Non so perché ma dopo quella sfortunata autorete dei turchi ebbi la netta sensazione che qualcosa fosse cambiato. Come se ci fossimo tolti un enorme peso di dosso, come se ci fossimo sbloccati. La semplicità con cui arrivarono i gol di Immobile e Insigne ne fu la conferma. Nelle due seguenti partite del girone tutto sembrò facilissimo. Avendo avuto la fortuna di vedere dal vivo allo stadio Olimpico la gara contro la Svizzera posso dire che mi resi subito conto di un certo affiatamento tra i nostri giocatori, il quale faceva sperare in qualcosa di buono. Tra l’altro alla fine dei novanta minuti, dopo la certezza della qualificazione matematica agli ottavi di finale, chiamai al cellulare un mio caro amico e preso dall’euforia del secondo 3 a 0 di fila inferto agli avversari gli dissi: “Non li ho mai visti giocare così bene, quest’anno la vinciamo”.
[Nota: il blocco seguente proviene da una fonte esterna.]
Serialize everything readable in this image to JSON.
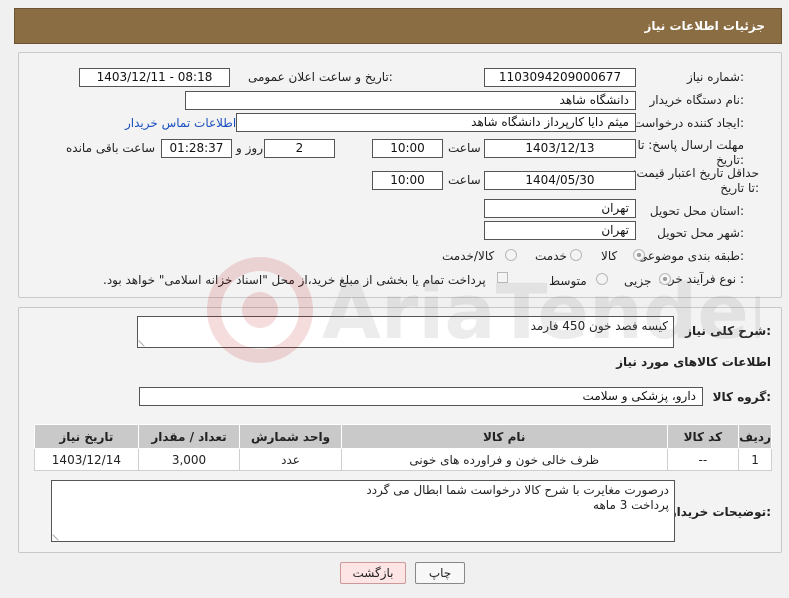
{
  "header": {
    "title": "جزئیات اطلاعات نیاز"
  },
  "fields": {
    "need_number_label": "شماره نیاز:",
    "need_number": "1103094209000677",
    "announce_label": "تاریخ و ساعت اعلان عمومی:",
    "announce_value": "1403/12/11 - 08:18",
    "buyer_org_label": "نام دستگاه خریدار:",
    "buyer_org": "دانشگاه شاهد",
    "creator_label": "ایجاد کننده درخواست:",
    "creator": "میثم دایا کارپرداز دانشگاه شاهد",
    "contact_link": "اطلاعات تماس خریدار",
    "reply_deadline_label": "مهلت ارسال پاسخ: تا تاریخ:",
    "reply_date": "1403/12/13",
    "time_label": "ساعت",
    "reply_time": "10:00",
    "days": "2",
    "days_label": "روز و",
    "remaining": "01:28:37",
    "remaining_label": "ساعت باقی مانده",
    "price_deadline_label": "حداقل تاریخ اعتبار قیمت: تا تاریخ:",
    "price_date": "1404/05/30",
    "price_time": "10:00",
    "province_label": "استان محل تحویل:",
    "province": "تهران",
    "city_label": "شهر محل تحویل:",
    "city": "تهران",
    "category_label": "طبقه بندی موضوعی:",
    "category_options": [
      "کالا",
      "خدمت",
      "کالا/خدمت"
    ],
    "process_label": "نوع فرآیند خرید :",
    "process_options": [
      "جزیی",
      "متوسط"
    ],
    "payment_note": "پرداخت تمام یا بخشی از مبلغ خرید،از محل \"اسناد خزانه اسلامی\" خواهد بود."
  },
  "description": {
    "label": "شرح کلی نیاز:",
    "value": "کیسه فصد خون 450 فارمد"
  },
  "goods": {
    "section_title": "اطلاعات کالاهای مورد نیاز",
    "group_label": "گروه کالا:",
    "group_value": "دارو، پزشکی و سلامت",
    "columns": [
      "ردیف",
      "کد کالا",
      "نام کالا",
      "واحد شمارش",
      "تعداد / مقدار",
      "تاریخ نیاز"
    ],
    "rows": [
      [
        "1",
        "--",
        "ظرف خالی خون و فراورده های خونی",
        "عدد",
        "3,000",
        "1403/12/14"
      ]
    ]
  },
  "buyer_notes": {
    "label": "توضیحات خریدار:",
    "line1": "درصورت مغایرت با شرح کالا درخواست شما ابطال می گردد",
    "line2": "پرداخت 3 ماهه"
  },
  "buttons": {
    "print": "چاپ",
    "back": "بازگشت"
  },
  "watermark": "AriaTender.neT"
}
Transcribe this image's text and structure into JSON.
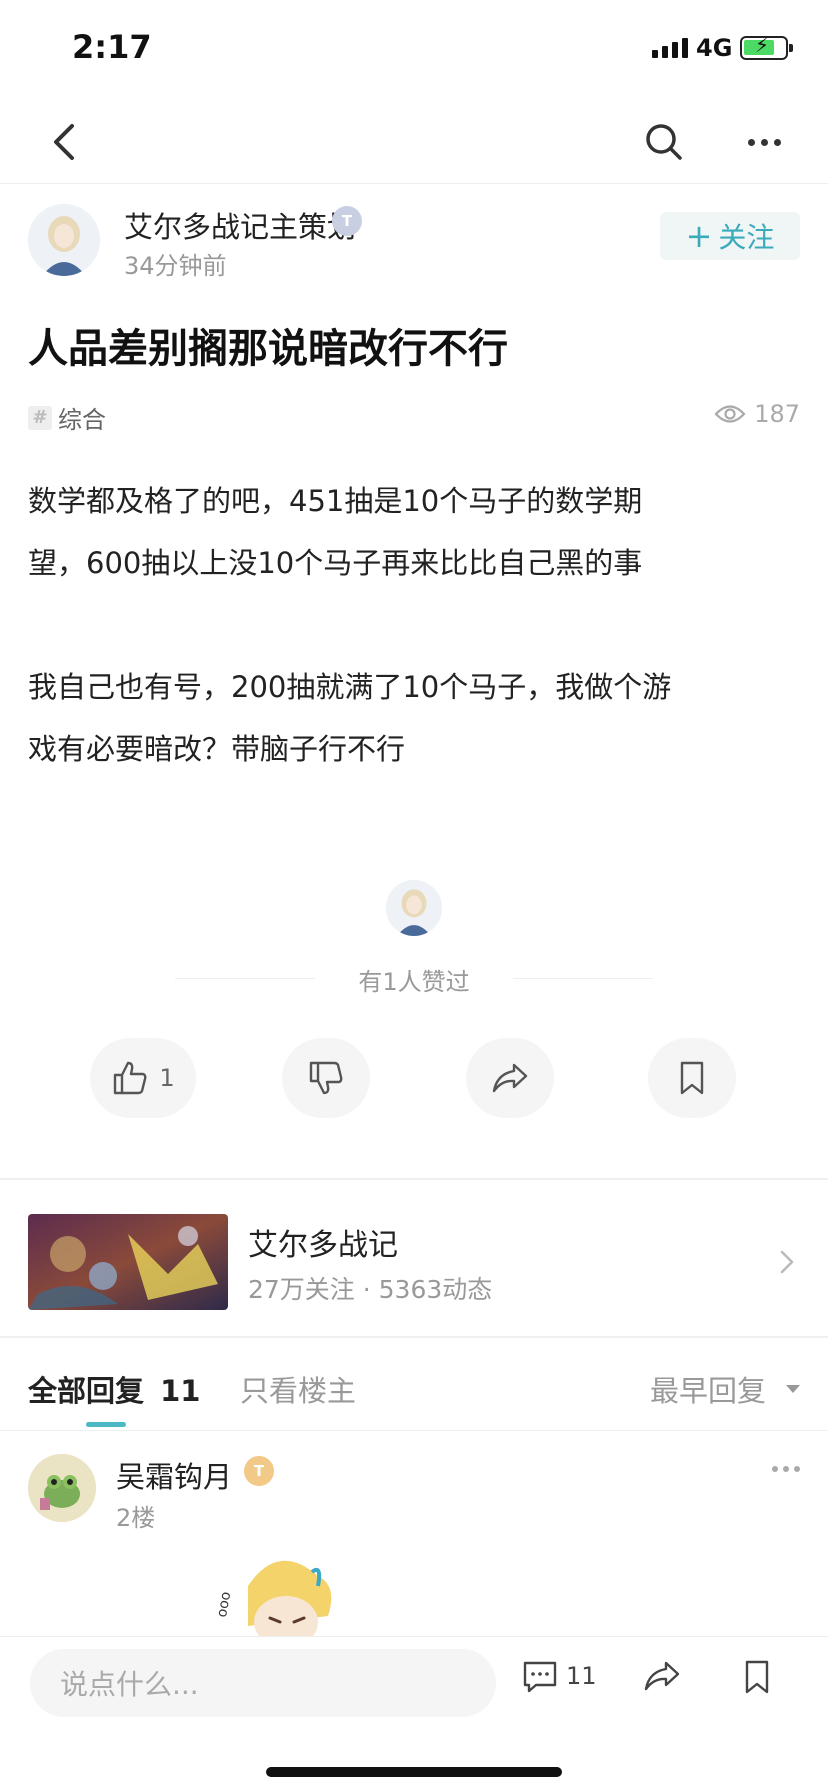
{
  "status_bar": {
    "time": "2:17",
    "network": "4G"
  },
  "post": {
    "author": {
      "name": "艾尔多战记主策划",
      "badge": "T",
      "time": "34分钟前",
      "follow_label": "关注",
      "follow_plus": "+"
    },
    "title": "人品差别搁那说暗改行不行",
    "tag": {
      "hash": "#",
      "label": "综合"
    },
    "views": "187",
    "body": [
      "数学都及格了的吧，451抽是10个马子的数学期",
      "望，600抽以上没10个马子再来比比自己黑的事",
      "",
      "我自己也有号，200抽就满了10个马子，我做个游",
      "戏有必要暗改？带脑子行不行"
    ],
    "liked_text": "有1人赞过",
    "actions": {
      "like_count": "1"
    }
  },
  "game": {
    "name": "艾尔多战记",
    "stats": "27万关注 · 5363动态"
  },
  "tabs": {
    "all_label": "全部回复",
    "all_count": "11",
    "owner_label": "只看楼主",
    "sort_label": "最早回复"
  },
  "reply": {
    "name": "吴霜钩月",
    "badge": "T",
    "floor": "2楼"
  },
  "bottom": {
    "placeholder": "说点什么...",
    "comment_count": "11"
  },
  "colors": {
    "accent": "#3aabbb",
    "tab_indicator": "#4cb8c4",
    "battery": "#4cd964"
  },
  "icons": [
    "back-icon",
    "search-icon",
    "more-icon",
    "eye-icon",
    "thumb-up-icon",
    "thumb-down-icon",
    "share-icon",
    "bookmark-icon",
    "chevron-right-icon",
    "comment-icon"
  ]
}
Me ne pentii subito pensando alla scaramanzia e a quanto nel nostro paese sia una cosa sacra. Riflettendoci ora però, a mente fredda, si trattava proprio di un sentimento che si poteva respirare nell’aria. Si percepiva. Si vedeva che quello dell’undici di Mancini era un modo di giocare e di stare assieme diverso rispetto a quello dei gruppi delle spedizioni europee precedenti. Anche l’immagine che ne usciva dai filmati postati sul web, o dai servizi andati in onda sul piccolo schermo, era quella di un gruppo di amici più che quella di compagni di squadra o colleghi.

Proprio prima della partita con il Galles, sicuramente l’ultima che gli azzurri avrebbero disputato a Roma, il mister di Jesi decise di portare i ragazzi a fare un giro a Villa Borghese e in quell’occasione, vedendoli al telegiornale, sorridenti e tranquilli, i futuri eroi di Wembley mi sembrarono dei liceali in gita al parco. Nonostante ciò, il pomeriggio stesso scesero in campo determinati come non mai a vincere contro i gallesi e portarono a casa il primo posto nel girone imponendosi sui dragoni per 1 a 0 con rete di Matteo Pessina.

L’immagine più bella di quel giorno, che tutti noi italiani ricorderemo per sempre, non è però legata a un’azione di gioco vista in campo, bensì al ritorno in hotel della rappresentativa azzurra. Tutti i giocatori e i membri dello lo staff, vestiti con il loro elegante completo grigio di Armani, si fermarono davanti all’entrata del “Parco dei Principi”. Lorenzo Insigne estrasse dallo zaino una cassa audio portatile e fece partire a tutto volume la canzone “Un’estate Italiana” di Gianna Nannini ed Edoardo Bennato, cantandola a squarciagola assieme ai suoi compagni di squadra e accompagnato da tutti i tifosi italiani che li aspettavano davanti all’ingrsso dell’albergo da ore. Una scena da brividi. E pensare che il bello, cioè la fase ad eliminazione diretta, doveva ancora arrivare.